Pada 19 Februari 2026, di ruang pertemuan bergengsi di Washington DC, terjadi momen diplomatik yang jarang terlihat. Presiden Amerika Serikat Donald Trump secara terbuka memuji Presiden Indonesia Prabowo Subianto di hadapan para pemimpin dunia dalam Inaugural Meeting of the Board of Peace (BoP). Trump menyebut Prabowo sebagai pemimpin yang “sangat tangguh, cerdas, dan dihormati semua orang”, bahkan mengaku “tidak ingin berhadapan dengannya”. Pujian itu bukan sekadar basa-basi. Di baliknya ada pengakuan atas posisi strategis Indonesia, negara kepulauan terbesar di dunia dengan populasi lebih dari 280 juta jiwa, dalam upaya menjaga stabilitas global, khususnya di Gaza, Palestina.
Pertemuan itu bukan hanya ajang saling memuji. Di sana
diumumkan pembentukan International Stabilization Force (ISF), pasukan
stabilisasi multinasional yang akan mengawasi gencatan senjata dan mendukung
transisi menuju pemerintahan sipil di Gaza. Indonesia ditunjuk sebagai Wakil
Komandan ISF dan berkomitmen mengirim hingga 8.000 personel TNI
untuk misi non-tempur: bantuan kemanusiaan, medis, pelatihan kepolisian sipil,
serta rekonstruksi infrastruktur dasar. Negara-negara lain yang bergabung
termasuk Maroko, Albania, Kosovo, Kazakhstan, Mesir, dan Yordania. Langkah ini
menandai pergeseran penting: dari seruan moral menjadi aksi konkret di
lapangan.
Konteks Geografis:
Mengapa Gaza Begitu Sulit Distabilkan?
Gaza adalah wilayah sempit seluas 365 km², kurang lebih
seukuran Kabupaten Sleman, dengan panjang 41 km dan lebar hanya 6 - 12 km. Di
wilayah sekecil itu tinggal lebih dari 2,2 juta jiwa, menjadikannya salah satu
daerah terpadat di dunia (sekitar 6.000 jiwa/km²). Di sebelah barat berbatasan
dengan Laut Mediterania, selatan dengan Semenanjung Sinai (Mesir) sepanjang 11
km, dan timur serta utara dengan Israel sepanjang 51 km. Dua perlintasan utama,
Rafah (ke Mesir) dan Erez/Kerem Shalom (ke Israel), menjadi pintu masuk dan
keluar satu-satunya, sering kali ditutup karena alasan keamanan.
Kepadatan penduduk yang ekstrem, dikombinasikan dengan
blokade darat-laut-udara sejak 2007, membuat Gaza sangat rentan terhadap krisis
kemanusiaan.
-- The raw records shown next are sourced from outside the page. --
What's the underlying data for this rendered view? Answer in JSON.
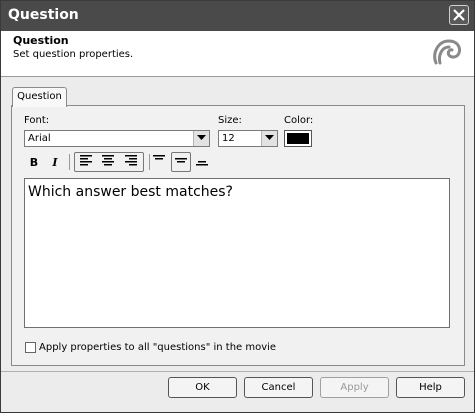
{
  "window": {
    "title": "Question",
    "close_icon": "close-icon"
  },
  "header": {
    "title": "Question",
    "subtitle": "Set question properties.",
    "logo_icon": "app-logo-icon"
  },
  "tabs": [
    {
      "label": "Question",
      "selected": true
    }
  ],
  "font": {
    "label": "Font:",
    "value": "Arial"
  },
  "size": {
    "label": "Size:",
    "value": "12"
  },
  "color": {
    "label": "Color:",
    "value": "#000000"
  },
  "toolbar": {
    "bold": "B",
    "italic": "I",
    "align_icons": [
      "align-left-icon",
      "align-center-icon",
      "align-right-icon"
    ],
    "valign_icons": [
      "align-top-icon",
      "align-middle-icon",
      "align-bottom-icon"
    ],
    "selected_align": "left",
    "selected_valign": "middle"
  },
  "text": "Which answer best matches?",
  "apply_all": {
    "label": "Apply properties to all \"questions\" in the movie",
    "checked": false
  },
  "buttons": {
    "ok": "OK",
    "cancel": "Cancel",
    "apply": "Apply",
    "help": "Help"
  }
}
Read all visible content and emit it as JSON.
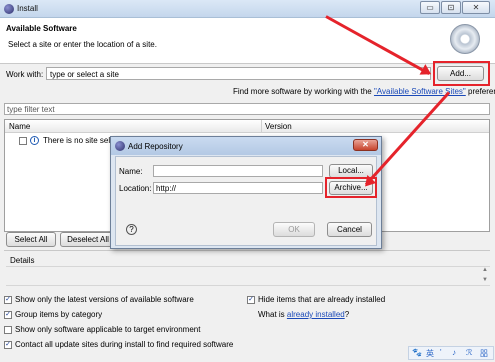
{
  "window": {
    "title": "Install",
    "min": "▭",
    "max": "⊡",
    "close": "✕"
  },
  "banner": {
    "heading": "Available Software",
    "subheading": "Select a site or enter the location of a site."
  },
  "work_with": {
    "label": "Work with:",
    "placeholder": "type or select a site",
    "add_label": "Add..."
  },
  "find_more": {
    "prefix": "Find more software by working with the",
    "link": "\"Available Software Sites\"",
    "suffix": "preferences."
  },
  "filter": {
    "placeholder": "type filter text"
  },
  "table": {
    "col_name": "Name",
    "col_version": "Version",
    "row_text": "There is no site selected."
  },
  "buttons": {
    "select_all": "Select All",
    "deselect_all": "Deselect All"
  },
  "details": {
    "label": "Details"
  },
  "options": {
    "latest_versions": "Show only the latest versions of available software",
    "group_by_category": "Group items by category",
    "target_env": "Show only software applicable to target environment",
    "contact_sites": "Contact all update sites during install to find required software",
    "hide_installed": "Hide items that are already installed",
    "what_is": "What is",
    "already_installed": "already installed",
    "qmark": "?"
  },
  "dialog": {
    "title": "Add Repository",
    "name_label": "Name:",
    "location_label": "Location:",
    "location_value": "http://",
    "local_label": "Local...",
    "archive_label": "Archive...",
    "ok_label": "OK",
    "cancel_label": "Cancel",
    "help_glyph": "?"
  },
  "ime": {
    "glyphs": [
      "🐾",
      "英",
      "'",
      "♪",
      "ℛ",
      "㗊"
    ]
  },
  "colors": {
    "annotation_red": "#e5232b",
    "link_blue": "#1a49b8",
    "dialog_frame": "#dde6f1"
  }
}
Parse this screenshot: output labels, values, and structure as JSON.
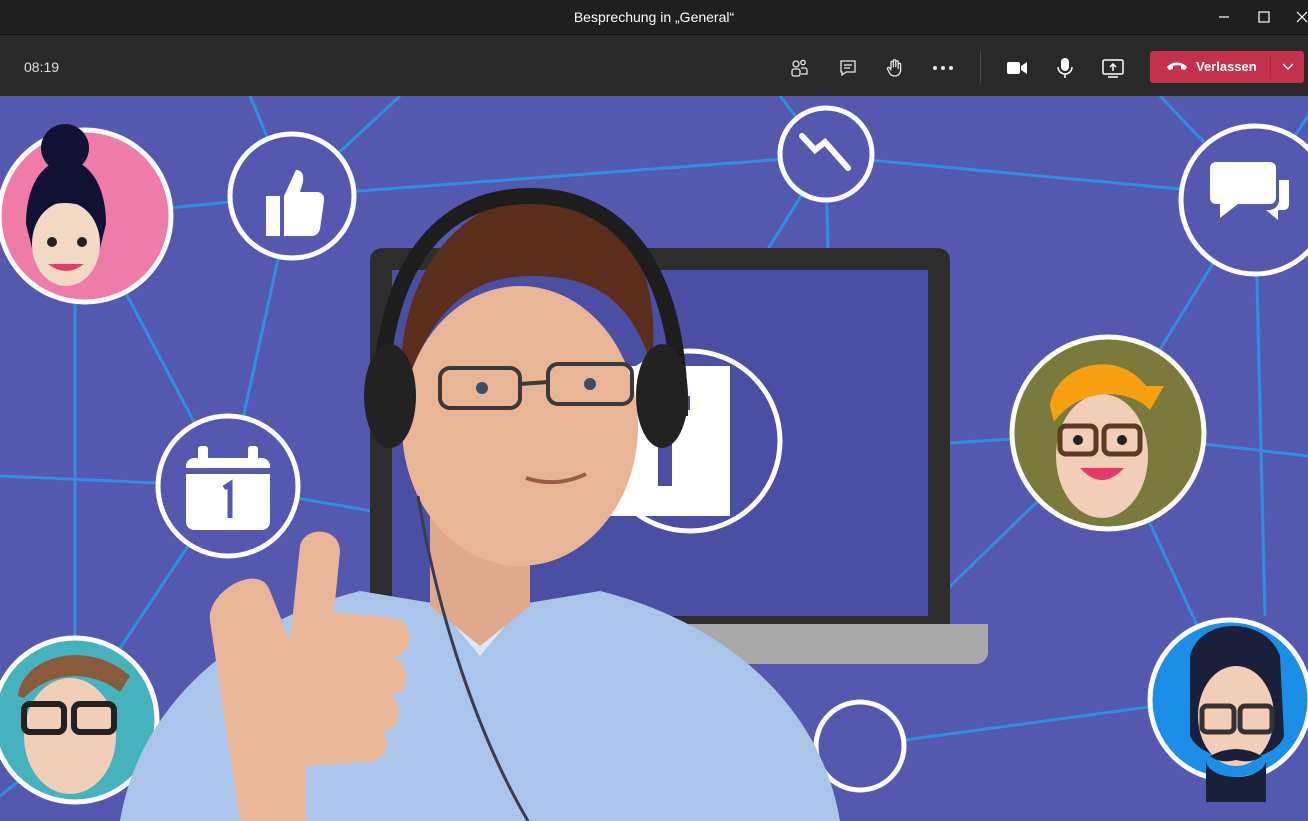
{
  "window": {
    "title": "Besprechung in „General“",
    "controls": [
      "minimize-icon",
      "maximize-icon",
      "close-icon"
    ]
  },
  "toolbar": {
    "timer": "08:19",
    "buttons": [
      "participants-icon",
      "chat-icon",
      "raise-hand-icon",
      "more-options-icon",
      "camera-icon",
      "microphone-icon",
      "share-screen-icon"
    ],
    "leave_label": "Verlassen"
  },
  "colors": {
    "titlebar": "#1f1f1f",
    "toolbar": "#292929",
    "leave": "#c4314b",
    "background": "#5558af",
    "network_lines": "#2f8ee0"
  },
  "scene": {
    "icons": [
      "thumbs-up-icon",
      "trend-down-icon",
      "speech-bubbles-icon",
      "calendar-icon",
      "teams-logo-icon"
    ],
    "avatars": [
      "avatar-woman",
      "avatar-orange-hair",
      "avatar-glasses",
      "avatar-beard"
    ],
    "participant": "participant-video"
  }
}
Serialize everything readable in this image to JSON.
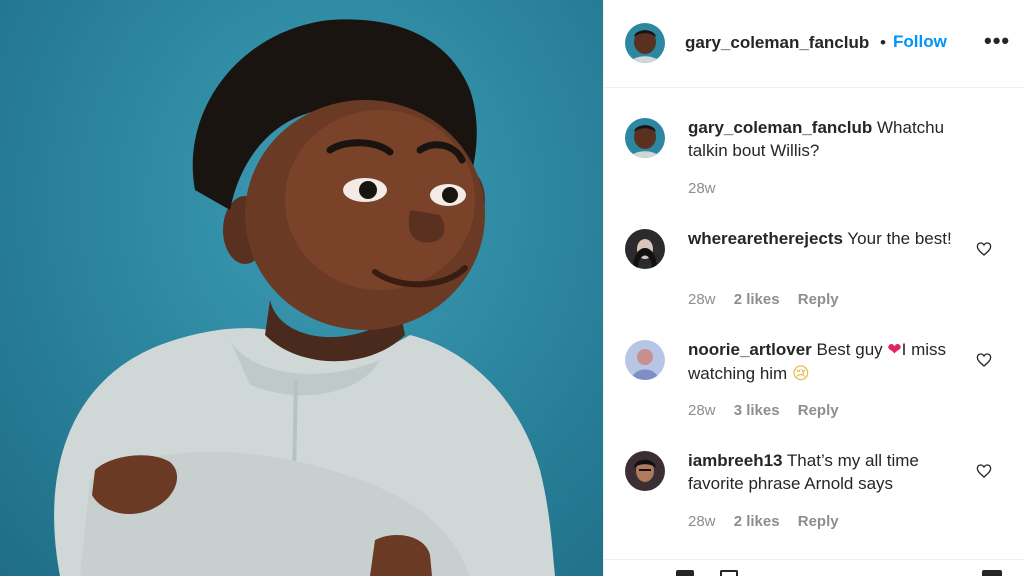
{
  "post": {
    "username": "gary_coleman_fanclub",
    "separator": "•",
    "follow_label": "Follow",
    "more_icon": "more-options-icon"
  },
  "caption": {
    "username": "gary_coleman_fanclub",
    "text": "Whatchu talkin bout Willis?",
    "time": "28w"
  },
  "comments": [
    {
      "username": "wherearetherejects",
      "text": "Your the best!",
      "time": "28w",
      "likes": "2 likes",
      "reply": "Reply"
    },
    {
      "username": "noorie_artlover",
      "text_before": "Best guy ",
      "emoji1": "❤",
      "text_middle": "I miss watching him ",
      "emoji2": "😢",
      "time": "28w",
      "likes": "3 likes",
      "reply": "Reply"
    },
    {
      "username": "iambreeh13",
      "text": "That’s my all time favorite phrase Arnold says",
      "time": "28w",
      "likes": "2 likes",
      "reply": "Reply"
    }
  ],
  "colors": {
    "accent": "#0095f6",
    "photo_background": "#2d87a0",
    "text": "#262626",
    "muted": "#8e8e8e"
  }
}
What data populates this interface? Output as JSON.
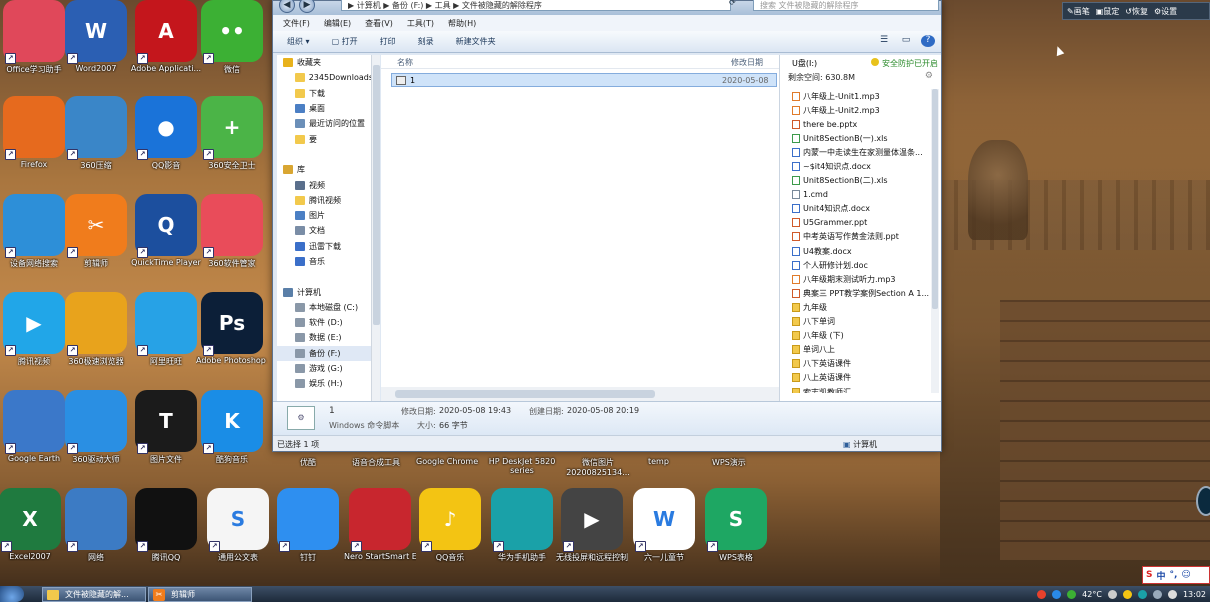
{
  "float_toolbar": {
    "items": [
      "画笔",
      "鼠定",
      "恢复",
      "设置"
    ]
  },
  "desktop_icons": [
    {
      "id": "d1",
      "label": "Office学习助手",
      "icon": "pink-circle-icon",
      "color": "#e0485a",
      "text": ""
    },
    {
      "id": "d2",
      "label": "Word2007",
      "icon": "word-icon",
      "color": "#2b5fb3",
      "text": "W"
    },
    {
      "id": "d3",
      "label": "Adobe Applicati...",
      "icon": "adobe-icon",
      "color": "#c4161c",
      "text": "A"
    },
    {
      "id": "d4",
      "label": "微信",
      "icon": "wechat-icon",
      "color": "#3cb034",
      "text": "••"
    },
    {
      "id": "d5",
      "label": "Firefox",
      "icon": "firefox-icon",
      "color": "#e66a1e",
      "text": ""
    },
    {
      "id": "d6",
      "label": "360压缩",
      "icon": "zip-icon",
      "color": "#3a86c8",
      "text": ""
    },
    {
      "id": "d7",
      "label": "QQ影音",
      "icon": "qq-player-icon",
      "color": "#1a73d9",
      "text": "●"
    },
    {
      "id": "d8",
      "label": "360安全卫士",
      "icon": "360-guard-icon",
      "color": "#4bb447",
      "text": "+"
    },
    {
      "id": "d9",
      "label": "设备网络搜索",
      "icon": "device-search-icon",
      "color": "#2d8fd8",
      "text": ""
    },
    {
      "id": "d10",
      "label": "剪辑师",
      "icon": "scissors-icon",
      "color": "#f07c1c",
      "text": "✂"
    },
    {
      "id": "d11",
      "label": "QuickTime Player",
      "icon": "quicktime-icon",
      "color": "#1c4f9e",
      "text": "Q"
    },
    {
      "id": "d12",
      "label": "360软件管家",
      "icon": "360-software-icon",
      "color": "#e94c5a",
      "text": ""
    },
    {
      "id": "d13",
      "label": "腾讯视频",
      "icon": "tencent-video-icon",
      "color": "#21a6e8",
      "text": "▶"
    },
    {
      "id": "d14",
      "label": "360极速浏览器",
      "icon": "360-browser-icon",
      "color": "#e8a31c",
      "text": ""
    },
    {
      "id": "d15",
      "label": "阿里旺旺",
      "icon": "wangwang-icon",
      "color": "#27a2e6",
      "text": ""
    },
    {
      "id": "d16",
      "label": "Adobe Photoshop ...",
      "icon": "photoshop-icon",
      "color": "#0c1f38",
      "text": "Ps"
    },
    {
      "id": "d17",
      "label": "Google Earth",
      "icon": "google-earth-icon",
      "color": "#3b78c9",
      "text": ""
    },
    {
      "id": "d18",
      "label": "360驱动大师",
      "icon": "driver-icon",
      "color": "#2a8fe3",
      "text": ""
    },
    {
      "id": "d19",
      "label": "图片文件",
      "icon": "t-icon",
      "color": "#1b1b1b",
      "text": "T"
    },
    {
      "id": "d20",
      "label": "酷狗音乐",
      "icon": "kugou-icon",
      "color": "#1a8de6",
      "text": "K"
    }
  ],
  "mid_captions": [
    "优酷",
    "语音合成工具",
    "Google Chrome",
    "HP DeskJet 5820 series",
    "微信图片 20200825134...",
    "temp",
    "WPS演示"
  ],
  "bottom_icons": [
    {
      "id": "b1",
      "label": "Excel2007",
      "icon": "excel-icon",
      "color": "#1f7a3f",
      "text": "X"
    },
    {
      "id": "b2",
      "label": "网络",
      "icon": "network-icon",
      "color": "#3c7bc4",
      "text": ""
    },
    {
      "id": "b3",
      "label": "腾讯QQ",
      "icon": "qq-icon",
      "color": "#111111",
      "text": ""
    },
    {
      "id": "b4",
      "label": "通用公文表",
      "icon": "wps-sheet-icon",
      "color": "#f5f5f5",
      "text": "S"
    },
    {
      "id": "b5",
      "label": "钉钉",
      "icon": "dingtalk-icon",
      "color": "#2e8ff0",
      "text": ""
    },
    {
      "id": "b6",
      "label": "Nero StartSmart Essentials",
      "icon": "nero-icon",
      "color": "#c8262e",
      "text": ""
    },
    {
      "id": "b7",
      "label": "QQ音乐",
      "icon": "qq-music-icon",
      "color": "#f3c413",
      "text": "♪"
    },
    {
      "id": "b8",
      "label": "华为手机助手",
      "icon": "huawei-assistant-icon",
      "color": "#1aa1a8",
      "text": ""
    },
    {
      "id": "b9",
      "label": "无线投屏和远程控制的APP的...",
      "icon": "cast-icon",
      "color": "#444444",
      "text": "▶"
    },
    {
      "id": "b10",
      "label": "六一儿童节",
      "icon": "wps-doc-icon",
      "color": "#ffffff",
      "text": "W"
    },
    {
      "id": "b11",
      "label": "WPS表格",
      "icon": "wps-table-icon",
      "color": "#1ea763",
      "text": "S"
    }
  ],
  "explorer": {
    "address": "▶ 计算机 ▶ 备份 (F:) ▶ 工具 ▶ 文件被隐藏的解除程序",
    "search_placeholder": "搜索 文件被隐藏的解除程序",
    "menu": [
      "文件(F)",
      "编辑(E)",
      "查看(V)",
      "工具(T)",
      "帮助(H)"
    ],
    "commands": [
      "组织 ▾",
      "打开",
      "打印",
      "刻录",
      "新建文件夹"
    ],
    "nav": [
      {
        "label": "收藏夹",
        "group": true,
        "icon": "star-icon",
        "color": "#e8b21c"
      },
      {
        "label": "2345Downloads",
        "group": false,
        "icon": "folder-icon",
        "color": "#f2c94c"
      },
      {
        "label": "下载",
        "group": false,
        "icon": "folder-icon",
        "color": "#f2c94c"
      },
      {
        "label": "桌面",
        "group": false,
        "icon": "desktop-icon",
        "color": "#4b7fc4"
      },
      {
        "label": "最近访问的位置",
        "group": false,
        "icon": "recent-icon",
        "color": "#6b8fb8"
      },
      {
        "label": "要",
        "group": false,
        "icon": "folder-icon",
        "color": "#f2c94c"
      },
      {
        "label": "",
        "group": false,
        "icon": "",
        "color": ""
      },
      {
        "label": "库",
        "group": true,
        "icon": "library-icon",
        "color": "#d9a632"
      },
      {
        "label": "视频",
        "group": false,
        "icon": "video-icon",
        "color": "#5a6f8c"
      },
      {
        "label": "腾讯视频",
        "group": false,
        "icon": "folder-icon",
        "color": "#f2c94c"
      },
      {
        "label": "图片",
        "group": false,
        "icon": "picture-icon",
        "color": "#4b7fc4"
      },
      {
        "label": "文档",
        "group": false,
        "icon": "document-icon",
        "color": "#7a8da6"
      },
      {
        "label": "迅雷下载",
        "group": false,
        "icon": "folder-icon",
        "color": "#3b6fc9"
      },
      {
        "label": "音乐",
        "group": false,
        "icon": "music-icon",
        "color": "#3b6fc9"
      },
      {
        "label": "",
        "group": false,
        "icon": "",
        "color": ""
      },
      {
        "label": "计算机",
        "group": true,
        "icon": "computer-icon",
        "color": "#5a7fa8"
      },
      {
        "label": "本地磁盘 (C:)",
        "group": false,
        "icon": "drive-icon",
        "color": "#8a98a8"
      },
      {
        "label": "软件 (D:)",
        "group": false,
        "icon": "drive-icon",
        "color": "#8a98a8"
      },
      {
        "label": "数据 (E:)",
        "group": false,
        "icon": "drive-icon",
        "color": "#8a98a8"
      },
      {
        "label": "备份 (F:)",
        "group": false,
        "icon": "drive-icon",
        "color": "#8a98a8",
        "selected": true
      },
      {
        "label": "游戏 (G:)",
        "group": false,
        "icon": "drive-icon",
        "color": "#8a98a8"
      },
      {
        "label": "娱乐 (H:)",
        "group": false,
        "icon": "drive-icon",
        "color": "#8a98a8"
      }
    ],
    "columns": {
      "name": "名称",
      "modified": "修改日期"
    },
    "files": [
      {
        "name": "1",
        "modified": "2020-05-08"
      }
    ],
    "usb": {
      "title": "U盘(I:)",
      "badge": "安全防护已开启",
      "space": "剩余空间: 630.8M",
      "items": [
        {
          "name": "八年级上-Unit1.mp3",
          "type": "audio"
        },
        {
          "name": "八年级上-Unit2.mp3",
          "type": "audio"
        },
        {
          "name": "there be.pptx",
          "type": "ppt"
        },
        {
          "name": "Unit8SectionB(一).xls",
          "type": "xls"
        },
        {
          "name": "内蒙一中走读生在家测量体温条...",
          "type": "doc"
        },
        {
          "name": "~$it4知识点.docx",
          "type": "doc"
        },
        {
          "name": "Unit8SectionB(二).xls",
          "type": "xls"
        },
        {
          "name": "1.cmd",
          "type": "cmd"
        },
        {
          "name": "Unit4知识点.docx",
          "type": "doc"
        },
        {
          "name": "U5Grammer.ppt",
          "type": "ppt"
        },
        {
          "name": "中考英语写作黄金法则.ppt",
          "type": "ppt"
        },
        {
          "name": "U4教案.docx",
          "type": "doc"
        },
        {
          "name": "个人研修计划.doc",
          "type": "doc"
        },
        {
          "name": "八年级期末测试听力.mp3",
          "type": "audio"
        },
        {
          "name": "典案三 PPT教学案例Section A 1...",
          "type": "ppt"
        },
        {
          "name": "九年级",
          "type": "folder"
        },
        {
          "name": "八下单词",
          "type": "folder"
        },
        {
          "name": "八年级 (下)",
          "type": "folder"
        },
        {
          "name": "单词八上",
          "type": "folder"
        },
        {
          "name": "八下英语课件",
          "type": "folder"
        },
        {
          "name": "八上英语课件",
          "type": "folder"
        },
        {
          "name": "索志凯教师汇",
          "type": "folder"
        }
      ]
    },
    "details": {
      "name": "1",
      "type": "Windows 命令脚本",
      "modified_label": "修改日期:",
      "modified": "2020-05-08 19:43",
      "created_label": "创建日期:",
      "created": "2020-05-08 20:19",
      "size_label": "大小:",
      "size": "66 字节"
    },
    "status": "已选择 1 项",
    "status_location": "计算机"
  },
  "taskbar": {
    "buttons": [
      {
        "label": "文件被隐藏的解...",
        "icon": "folder-icon"
      },
      {
        "label": "剪辑师",
        "icon": "scissors-icon"
      }
    ],
    "weather": "42°C",
    "time": "13:02"
  },
  "ime": {
    "label": "中"
  }
}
Air tanahnya sudah tercemar garam dan limbah, listrik hanya
tersedia 4 - 8 jam sehari sebelum eskalasi terbaru, dan lebih dari 70% penduduk
bergantung pada bantuan internasional bahkan sebelum perang 2023 - 2025.
Geografi sempit ini membuat setiap serangan militer atau penghancuran
infrastruktur berdampak langsung pada seluruh populasi, tidak ada “daerah
aman” yang cukup luas untuk evakuasi massal.
Akar Penyebab Konflik:
Sejarah yang Terus Berulang
Konflik Israel-Palestina bukanlah pertikaian baru.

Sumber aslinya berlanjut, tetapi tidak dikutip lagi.